Learning From Machine Learning

Learning From Machine Learning

Learning From Machine Learning

Our new machine-learning systems would have to dumb themselves down considerably to explain to us how they are coming up with their conclusions. In so doing, they would have to falsify their representation of that world — a representation that is arguably superior to ours not only in its breadth but also in its very structure. This has implications for how we educate our children.

The fact to begin with is that machine learning systems can’t always explain the conclusions they reach.

The traditional example of a machine learning system is one that gets trained on how to separate email into spam and not-spam. You kickstart the process by feeding in email that humans have classified into those two categories. The computer looks for regularities in each set that well may have escaped human notice. For example, in a study from 2002 it turned out that the inclusion of the word “describe” oddly was a near-certain indicator that the message was *not* spam. In this case, the program can indeed tell us how why it classified any particular message the way it did. For example, maybe it had the words “Get rich quick” and “Easy,” each of which has a heavy spam-weight.

Since then, machine learning has entered much deeper waters. Artificial neural networks running “deep learning” software can perform analyses of such staggering complexity that humans simply can’t understand how they come up with their conclusions. For example, imagine a computer was set up to analyze a set of A-B ads. These are two versions of an online ad, each with a minor variation such as having the price on the left or right, or using a green or blue background. A site like Amazon will serve up the two versions randomly to maybe 100,000 visitors and is likely to discover that one of the variants gets clicked on a few percentage points more than other. From then, all visitors see the version that proved itself to be more effective. But usually no one knows why one version works better than another. In fact if we knew why — for example, that blue backgrounds always do better than green — Amazon wouldn’t need to run A-B tests.

Now imagine that we feed into the deep learning system everything we know about the 100,000 people on whom the A-B test was run. Imagine that for each person we have, say, 5,000 data points. This is indeed the number of pieces of information that Cambridge Analytica — the analytics company hired by the Donald Trump campaign — has supposedly claimed to have about each of 320 million US Citizens. Imagine the deep learning system notes subtle and sometimes inexplicable relationships among this data. Maybe the blue background works better for men who over 50 who had just clicked on three pages that had orange headlines and are coming from a page that reminds them of their home town, but not with white teen-age girls who got there after checking Google to help them with their math homework but only if the next day is a holiday. Now imagine it getting far, far more complex  more complex than that. Machine learning programs are not limited in the variables they can track. They can notice what seem like irrelevant associations and assign them weights. So, it is conceivable that a program could accurately predict which variant of an ad get more clicks, but could only will explain why by showing us a set of connections and weights that surpass the brain’s comprehension.

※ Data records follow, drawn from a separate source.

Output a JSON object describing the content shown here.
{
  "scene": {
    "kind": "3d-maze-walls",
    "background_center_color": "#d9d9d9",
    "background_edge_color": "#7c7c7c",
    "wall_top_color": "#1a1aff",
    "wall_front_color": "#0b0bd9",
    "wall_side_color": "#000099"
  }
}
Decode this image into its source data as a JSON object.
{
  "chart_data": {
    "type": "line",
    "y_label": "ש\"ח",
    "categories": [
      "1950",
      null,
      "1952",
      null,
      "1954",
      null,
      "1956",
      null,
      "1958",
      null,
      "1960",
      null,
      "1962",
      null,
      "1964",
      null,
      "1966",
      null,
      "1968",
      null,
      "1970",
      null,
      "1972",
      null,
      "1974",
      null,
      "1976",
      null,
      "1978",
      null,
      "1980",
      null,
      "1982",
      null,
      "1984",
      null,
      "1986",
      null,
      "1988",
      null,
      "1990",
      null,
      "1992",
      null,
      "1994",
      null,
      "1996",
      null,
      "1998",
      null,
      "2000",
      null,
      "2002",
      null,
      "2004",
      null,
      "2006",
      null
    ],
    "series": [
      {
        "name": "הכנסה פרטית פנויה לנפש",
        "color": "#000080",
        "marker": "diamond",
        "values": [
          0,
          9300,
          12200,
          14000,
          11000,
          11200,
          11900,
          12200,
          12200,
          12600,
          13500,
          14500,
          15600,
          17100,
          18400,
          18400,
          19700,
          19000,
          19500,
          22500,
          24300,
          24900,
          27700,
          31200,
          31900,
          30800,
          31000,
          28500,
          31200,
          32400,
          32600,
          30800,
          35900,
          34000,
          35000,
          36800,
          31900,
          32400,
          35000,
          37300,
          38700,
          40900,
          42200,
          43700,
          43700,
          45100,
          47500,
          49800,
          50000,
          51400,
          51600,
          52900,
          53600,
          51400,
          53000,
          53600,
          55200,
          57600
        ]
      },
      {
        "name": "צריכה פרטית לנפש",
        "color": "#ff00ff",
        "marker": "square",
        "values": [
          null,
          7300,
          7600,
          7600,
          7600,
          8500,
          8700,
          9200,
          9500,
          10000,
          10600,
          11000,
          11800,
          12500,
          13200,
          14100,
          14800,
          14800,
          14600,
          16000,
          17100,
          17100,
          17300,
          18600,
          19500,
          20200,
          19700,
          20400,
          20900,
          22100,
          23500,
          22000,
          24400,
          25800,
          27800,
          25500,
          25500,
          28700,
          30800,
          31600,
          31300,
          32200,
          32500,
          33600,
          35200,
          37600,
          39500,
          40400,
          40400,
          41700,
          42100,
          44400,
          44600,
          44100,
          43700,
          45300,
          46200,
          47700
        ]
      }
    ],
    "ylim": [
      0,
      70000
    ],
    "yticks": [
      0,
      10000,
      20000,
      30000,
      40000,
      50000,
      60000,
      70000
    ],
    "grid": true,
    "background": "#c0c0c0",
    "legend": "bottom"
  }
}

The ability of deep learning systems to “understand” online human behavior without being able to explain it applies just as well events happening in the real world. Such events are also subject to the subtle and interacting effects of thousands or variables. This flies in the face of the simplifying assumption we in the West have grown up making as we navigate the real world: the physical world is governed by a handful of simple laws that makes it all predictable. There undoubtedly are simple laws, but they blind us to the fact that almost all of what happens is unpredictable: physics explains the braking distance of automobiles, but those simple rules don’t let us predict that the car ahead of us is going to stop, or that there’s going to be a traffic jam because of a breakdown, or whether a bird will fly into our headlights, or even what will be on the radio when the accident happens. For those of us of a certain age, we can’t even predict if we’re going to find our keys in time. There are just too many variables.

If that’s the case, then the machine’s view of the world is more reflective of the world’s nature than is our brain’s simplification of it down to a handful of laws.

This matters to education.

We certainly want to continue to teach the simple laws and regularities to our children. But we perhaps also should be teaching them that these laws apply to a universe so complex that it is never going to be fully clear to us. In this the universe is less like a clockwork and more like a plume of smoke. Both are governed by simple rules, but the predictability of the clockwork is the exception.

We may also want to change the attitude we convey about the tools we use in our quest for knowledge. We have too often considered computers, calculators, and the Internet as shortcuts; if you use them, we imply, then you’re not really learning anything. But much of our most advanced research is already being done using machine learning algorithms operating on vast quantities of data. We are going to rely on their conclusions even though we cannot understand them; we’ll rely on them because they will prove themselves reliable, and because we understand that their way of thinking is more in tune with the enormous complexity of the world than ours is. These are our new tools of thought, as much as rulers and protractors are. It’s just that we can understand how rulers and protractors do their job.

It is humbling to learn that our native equipment for learning is in fact poorly matched to the task we’ve given it. The brain is great for surviving, but not well designed for knowing. Yet there is also something glorious in creating tools that are now suddenly boosting us past our fundamental limitations that have been our condition until now. This is an evolutionary advance in the human ability to think. We should be conveying that sense of excitement to our children.